Game 5: Salud, Campeones!


Se hizo esperar, pero llegó. Después de un año de sufrimiento tras la derrota en el Game 6 de las Finales del 2013, cuando se encontraban cinco puntos arriba con 28 segundos restantes, los San Antonio Spurs se consagraron campeones de la NBA, sumando el quinto trofeo para la franquicia.

Difícil resumir lo que hicieron los Spurs, quienes derrotaron decididamente al bicampeón Miami Heat, que solo contó con el aporte de LeBron James, el cual no fue suficiente para frenar a la máquina aceitada de San Antonio.

Un par de números, para seguir con la corriente: 

-Quinto título para la franquicia, que se ubica cuarta en la historia de la liga, a un campeonato de Chicago Bulls (y a varios de Boston Celtics y Los Ángeles Lakers)

-Quinto también para Gregg Popovich y Tim Duncan, únicos jugador/entrenador que estuvieron presentes en los cinco títulos. Duncan iguala la línea de históricos como Kobe Bryant y Magic Johnson y se pone a uno del gran Michael Jordan. Para Pop, si bien todavía sigue lejos de Red Auerbach y Phil Jackson, empata a Pat Riley y John Kundla como el tercer DT con más anillos.

Estaba viniendo... y llego

-Cuarto para Tony Parker y Manu Ginóbili, las otras dos partes de este "Big 4". Estos dos jugadores son, obviamente, los "internacionales" mas ganadores en la historia de la NBA, y hoy superaron a nombres como Larry Bird, igualando a otras leyendas como Shaquille O´Neal.

Pero yendo al partido, se podría decir que fue un ejemplo de la temporada de San Antonio. Comenzaron perdiendo -la ventaja para el Heat llegó a ser de 16 puntos- pero, de a poco, con paciencia y juego en equipo, lo fueron achicando. Los que lideraron la remontada fueron Kawhi Leonard -MVP de las Finales- y Ginóbili. Entre ellos anotaron 15 de los 25 puntos de los Spurs, dándole la vuelta al encuentro y yendo al descanso arriba 47-40.
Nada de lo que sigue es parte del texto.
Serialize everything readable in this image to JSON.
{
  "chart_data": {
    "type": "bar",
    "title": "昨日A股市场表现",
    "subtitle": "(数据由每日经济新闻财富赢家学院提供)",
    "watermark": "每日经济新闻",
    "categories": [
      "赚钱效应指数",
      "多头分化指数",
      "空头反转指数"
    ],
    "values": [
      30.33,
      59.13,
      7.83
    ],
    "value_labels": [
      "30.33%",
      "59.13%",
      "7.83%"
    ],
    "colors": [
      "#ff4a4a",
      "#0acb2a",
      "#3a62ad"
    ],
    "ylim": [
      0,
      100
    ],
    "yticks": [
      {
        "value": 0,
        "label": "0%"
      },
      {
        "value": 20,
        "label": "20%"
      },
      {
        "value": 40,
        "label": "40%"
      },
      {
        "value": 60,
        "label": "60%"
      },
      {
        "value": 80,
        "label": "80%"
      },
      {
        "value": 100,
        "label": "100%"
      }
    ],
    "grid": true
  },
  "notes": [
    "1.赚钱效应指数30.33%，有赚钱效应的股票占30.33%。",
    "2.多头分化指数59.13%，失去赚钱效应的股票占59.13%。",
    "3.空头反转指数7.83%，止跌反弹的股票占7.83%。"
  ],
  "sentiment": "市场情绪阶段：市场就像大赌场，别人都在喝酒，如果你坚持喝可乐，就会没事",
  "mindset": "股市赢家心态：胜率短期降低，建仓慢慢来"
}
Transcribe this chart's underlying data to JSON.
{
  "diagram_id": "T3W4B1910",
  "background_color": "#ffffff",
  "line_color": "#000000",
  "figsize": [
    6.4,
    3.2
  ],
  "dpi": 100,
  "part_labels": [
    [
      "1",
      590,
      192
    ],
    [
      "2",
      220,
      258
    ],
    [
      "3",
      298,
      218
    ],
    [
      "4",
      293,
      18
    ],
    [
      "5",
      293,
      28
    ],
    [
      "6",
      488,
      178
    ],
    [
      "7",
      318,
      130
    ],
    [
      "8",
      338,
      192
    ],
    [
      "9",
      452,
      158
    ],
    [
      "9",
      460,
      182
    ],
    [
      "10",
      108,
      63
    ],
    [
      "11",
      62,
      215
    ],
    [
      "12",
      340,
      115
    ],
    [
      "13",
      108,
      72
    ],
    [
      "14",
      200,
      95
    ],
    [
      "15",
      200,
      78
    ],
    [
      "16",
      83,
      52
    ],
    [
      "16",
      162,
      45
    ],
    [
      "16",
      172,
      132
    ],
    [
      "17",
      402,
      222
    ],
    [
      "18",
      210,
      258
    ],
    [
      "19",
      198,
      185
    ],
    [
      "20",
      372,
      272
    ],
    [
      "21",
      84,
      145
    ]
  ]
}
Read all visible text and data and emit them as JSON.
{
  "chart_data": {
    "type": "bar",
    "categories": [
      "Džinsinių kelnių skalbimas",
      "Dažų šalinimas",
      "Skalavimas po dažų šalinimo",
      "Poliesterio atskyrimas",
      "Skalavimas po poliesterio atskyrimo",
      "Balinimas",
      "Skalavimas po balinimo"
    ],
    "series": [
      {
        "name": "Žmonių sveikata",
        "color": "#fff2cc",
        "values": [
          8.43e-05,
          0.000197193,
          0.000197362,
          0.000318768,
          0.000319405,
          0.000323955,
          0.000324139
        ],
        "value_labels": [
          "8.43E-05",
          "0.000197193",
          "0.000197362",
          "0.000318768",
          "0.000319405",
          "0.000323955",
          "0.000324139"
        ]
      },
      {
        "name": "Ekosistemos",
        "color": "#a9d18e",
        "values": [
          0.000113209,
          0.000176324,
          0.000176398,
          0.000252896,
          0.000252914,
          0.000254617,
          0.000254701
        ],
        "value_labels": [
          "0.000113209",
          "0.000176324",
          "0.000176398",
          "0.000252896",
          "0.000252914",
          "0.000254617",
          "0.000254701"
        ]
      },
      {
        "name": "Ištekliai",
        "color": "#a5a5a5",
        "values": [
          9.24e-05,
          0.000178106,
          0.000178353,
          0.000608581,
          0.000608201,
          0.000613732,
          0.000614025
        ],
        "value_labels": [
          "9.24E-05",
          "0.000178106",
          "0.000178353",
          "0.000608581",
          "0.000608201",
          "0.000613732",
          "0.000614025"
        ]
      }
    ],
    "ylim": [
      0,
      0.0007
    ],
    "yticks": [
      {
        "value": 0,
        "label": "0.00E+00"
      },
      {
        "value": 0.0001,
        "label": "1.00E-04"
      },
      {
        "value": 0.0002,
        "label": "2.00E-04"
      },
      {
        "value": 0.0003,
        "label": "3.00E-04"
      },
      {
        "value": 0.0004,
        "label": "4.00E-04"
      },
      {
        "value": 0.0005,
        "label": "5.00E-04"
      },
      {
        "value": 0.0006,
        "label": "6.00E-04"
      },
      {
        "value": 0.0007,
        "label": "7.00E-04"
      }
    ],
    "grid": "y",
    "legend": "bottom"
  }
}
Por tercer juego consecutivo, el tercer cuarto tuvo los momentos definitorios. LeBron intentó una vez más ponerse el equipo al hombro (terminó con 31pts, 10 reb y 5 asist) pero fue el australiano Patty Mills el encargado de decirle que hoy no iba a ser su noche. Mills, quien en las Finales del año pasado se la paso sentado en el banco, clavo cuatro triples en el período y terminó con 17 porotos, en una muestra más de la variedad que ofrecen estos campeones.

El final fue una fiesta. Los Silver&Black arriba por veinte, cada jugador tuvo su ovación. Pero no significa que los soldaditos de Pop hayan dejado de jugar su sistema. Eso nunca: cuando entraron Cory Joseph, Jeff Ayres y compañía, siguieron moviendo la bola, buscando al jugador abierto y esforzándose en defensa.

En fin, estos Spurs representan a la perfección lo que significa jugar en equipo. Sin egos, con trabajo duro y compañerismo, lograron vencer a LeBron y compañía, sumando un nuevo trofeo para su vitrina. Y hacernos recordar, una vez más, que todos siempre es más que uno.